Mr. Howbridge looked rather grave when Ruth told him the story of the night of the storm and what had happened in the cellar. Luke went with her to the lawyer’s office, leaving Neale and Hal to “putter around,” as Mrs. MacCall called it, in the cellar.
“Certainly something seems wrong,” admitted the lawyer. “I am afraid, though, that I can’t agree with you—as I have said before, I believe—about a fortune being hidden in the cellar.
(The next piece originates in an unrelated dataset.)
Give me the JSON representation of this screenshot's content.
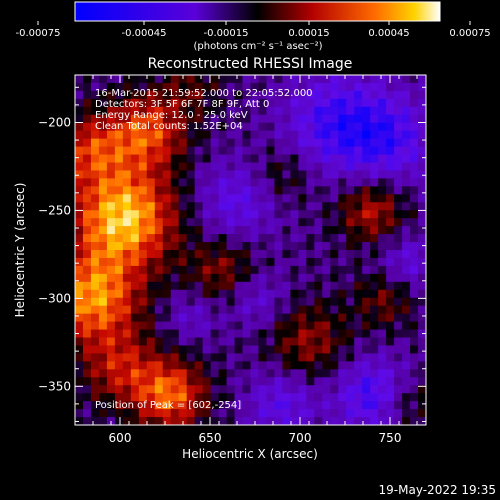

I attended to your Uncle Peter’s affairs, and I’m sure if he was so foolish as to hide a fortune away in a cellar I would know something about it. Of course I may be wrong——”
“Yes, but remember about our strange find in the attic? That album filled with all sorts of valuable papers.”
“Ah, that is true,” and the girls’ guardian nodded slowly. “Lemuel Aden’s money!”
“What about Hop Wong?” went on Ruth. “Did you find out anything more from him? You were going to get an interpreter and——”
“Yes, my dear, I obtained the services of the court Chinese interpreter, but I might as well have saved my time. What with the roundabout manner in which the conversation had to be carried on and the fright of Hop Wong—well, we didn’t get anywhere at all.”